Отец Александр через неделю как раз в епархиальное управление собирался. Сочинили мы прошение, объяснили всё как есть. Да и отец Александр там словечко замолвил. Привёз он разрешение. Наложили, правда, на Стёпку покаяние, по закону положено. Но тянуть долго нельзя было, в деревне и так все скоро узнали. Как, от кого – ума не приложу. Воистину, скажи курице, а она всей улице.
На Рождество и свадьбу сыграли. Народу было немного, да и кому быть? Стёпкины приятели такие же пацаны, рано им ещё. Так, из родни кое-кто.
Постой, он же перед свадьбой в Мологу ездил, говорил, нужно очень. Я так поняла, к тебе у него от Никиты письмо какое-то было. Он ничего не рассказал?
– Да мы не виделись. Я как раз в Питер уехал. И был-то там три дня. Вернулся – говорят, был Стёпка, письмо привёз, да не дождался.
– Не виделись так не виделись. Какая разница, узнал бы ты в декабре тогда или сейчас. Ну так вот. После свадьбы Стёпка перебрался к Стешке с Груней. Мужика-то у них в доме нет, так хоть со Стёпкой полегче будет. В деревне поговорили-поговорили да замолкли. Им-то всем какое дело? А две недели назад Стешка мальчика родила. Мы хотели было, чтобы Василием окрестили …
– А он решил Никитой назвать? – неожиданно для себя перебиваю я.
– Никитой… А как ты догадался? – удивляется Марья, но быстро спохватывается. – В честь дружка своего, понятно, да и по именинам подошло. Хороший он, Никита. Добрый. И что у него такого могло случиться, что на целый год из дому ушёл? Дай-то Бог, чтобы у него всё хорошо было.
Помолчав немного, Марья вдруг меняет тему:
– Ты, наверное, Стёпку повидать хочешь, не из-за нас, небось, приехал.
– Да мне и с вами хотелось поговорить… А где мне их дом найти?
– На том конце деревни, я тебе покажу. Только темнеет уже. Может, завтра с утра пойдёшь? А сейчас ужинать будем, да и устал, наверное, с дороги.
Мне остаётся только согласиться. Куда к вечеру идти? Да и ребёнок маленький…
За ужином с куличами Игнат с Марьей расспрашивают меня о Мологе, об Аксёне и его жене, о Мокее, о поездке в Питер и ещё бог знает о чём. Спать меня отправляют за печку, на Стёпкино место.

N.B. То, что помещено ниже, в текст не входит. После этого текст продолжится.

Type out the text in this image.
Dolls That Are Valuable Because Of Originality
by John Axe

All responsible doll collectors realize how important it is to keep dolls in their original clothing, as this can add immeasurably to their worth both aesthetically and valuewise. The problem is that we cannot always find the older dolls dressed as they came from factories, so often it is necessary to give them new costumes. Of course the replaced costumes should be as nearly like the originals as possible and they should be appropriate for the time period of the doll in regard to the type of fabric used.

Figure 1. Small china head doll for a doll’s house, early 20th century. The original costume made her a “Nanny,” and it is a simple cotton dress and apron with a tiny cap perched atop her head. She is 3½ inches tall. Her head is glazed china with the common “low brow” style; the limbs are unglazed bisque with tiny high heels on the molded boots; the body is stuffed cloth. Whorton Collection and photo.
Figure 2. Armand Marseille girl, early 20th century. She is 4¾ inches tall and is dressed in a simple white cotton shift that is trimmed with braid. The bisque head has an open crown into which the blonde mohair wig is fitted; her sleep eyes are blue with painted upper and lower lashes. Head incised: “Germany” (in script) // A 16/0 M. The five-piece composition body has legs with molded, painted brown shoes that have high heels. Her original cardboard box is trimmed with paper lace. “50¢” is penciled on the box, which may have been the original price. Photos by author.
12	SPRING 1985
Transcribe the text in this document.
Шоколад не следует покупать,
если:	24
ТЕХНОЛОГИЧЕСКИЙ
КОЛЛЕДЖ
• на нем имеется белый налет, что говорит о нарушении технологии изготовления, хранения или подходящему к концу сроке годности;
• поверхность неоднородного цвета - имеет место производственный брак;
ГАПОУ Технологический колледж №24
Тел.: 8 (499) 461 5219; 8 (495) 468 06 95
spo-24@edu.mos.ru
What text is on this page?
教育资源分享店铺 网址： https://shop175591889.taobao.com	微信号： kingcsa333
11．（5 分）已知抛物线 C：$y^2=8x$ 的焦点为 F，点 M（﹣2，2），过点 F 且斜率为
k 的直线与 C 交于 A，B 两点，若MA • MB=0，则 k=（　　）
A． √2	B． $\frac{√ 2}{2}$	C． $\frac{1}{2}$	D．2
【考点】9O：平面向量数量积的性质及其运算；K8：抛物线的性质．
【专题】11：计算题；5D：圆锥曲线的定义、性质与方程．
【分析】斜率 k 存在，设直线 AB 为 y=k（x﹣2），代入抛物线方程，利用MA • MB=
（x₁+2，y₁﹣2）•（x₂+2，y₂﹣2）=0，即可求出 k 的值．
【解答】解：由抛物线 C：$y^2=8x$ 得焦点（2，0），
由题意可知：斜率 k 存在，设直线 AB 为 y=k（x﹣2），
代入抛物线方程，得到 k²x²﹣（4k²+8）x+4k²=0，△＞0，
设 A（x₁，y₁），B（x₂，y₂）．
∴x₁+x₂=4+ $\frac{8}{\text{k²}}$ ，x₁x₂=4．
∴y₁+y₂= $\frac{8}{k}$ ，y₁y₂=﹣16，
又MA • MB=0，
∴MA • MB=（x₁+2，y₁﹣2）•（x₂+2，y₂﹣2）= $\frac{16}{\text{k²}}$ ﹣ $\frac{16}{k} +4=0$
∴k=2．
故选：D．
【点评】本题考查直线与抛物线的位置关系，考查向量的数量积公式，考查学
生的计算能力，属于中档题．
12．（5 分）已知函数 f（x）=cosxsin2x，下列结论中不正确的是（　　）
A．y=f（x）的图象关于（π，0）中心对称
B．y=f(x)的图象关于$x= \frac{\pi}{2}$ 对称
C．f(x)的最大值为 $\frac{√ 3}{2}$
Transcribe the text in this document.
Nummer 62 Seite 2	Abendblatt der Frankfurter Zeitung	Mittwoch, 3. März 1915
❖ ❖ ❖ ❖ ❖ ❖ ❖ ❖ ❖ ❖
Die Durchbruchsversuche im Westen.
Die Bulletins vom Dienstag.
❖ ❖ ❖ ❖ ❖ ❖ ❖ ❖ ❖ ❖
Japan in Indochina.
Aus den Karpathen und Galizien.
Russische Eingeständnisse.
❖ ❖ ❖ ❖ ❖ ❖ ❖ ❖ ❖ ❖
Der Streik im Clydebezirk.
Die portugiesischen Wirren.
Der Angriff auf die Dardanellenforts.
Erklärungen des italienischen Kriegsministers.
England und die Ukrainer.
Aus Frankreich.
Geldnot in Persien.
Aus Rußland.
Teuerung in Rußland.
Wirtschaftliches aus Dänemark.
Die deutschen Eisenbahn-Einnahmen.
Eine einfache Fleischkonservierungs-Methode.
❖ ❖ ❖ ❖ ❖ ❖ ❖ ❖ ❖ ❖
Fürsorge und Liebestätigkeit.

Сон не идёт совершенно, как и после получения Никиного письма. Мысли путаются. Всё случилось, как и должно было случиться. Я, такой аккуратный и в этой самой аккуратности сам себе неприятный, хожу и талдычу с прошлого лета о каком-то эффекте какой-то бабочки. Хожу как по минному полю – нельзя то, нельзя это! Разве что пару-тройку глупых однодневно-сеновальных романов себе здесь позволил. Анну упустил. Да что Анну! Смех, какое-то паршивое стихотворение прочитать боялся – как бы чего не вышло! Сам себя весь год в футляр загонял! А и вышло бы – тебе что до этого? И Ника. Год отучился в гимназии – это ладно. Под чужой, но реальной фамилией. Но оставил-таки в этом мире о себе самую настоящую память в лице очень маленького Ники – я нисколько не сомневаюсь, что это крохотное существо двух недель от роду именно его сын. Какой такой эффект бабочки? Да и в метрической книге будет записан Никита Степанов сын рождения апреля какого-то там дня тысяча восемьсот девяносто девятого года. Пойду в архив, найду эту запись, прочитаю и удостоверюсь, что никакого воздействия на прошлое не было.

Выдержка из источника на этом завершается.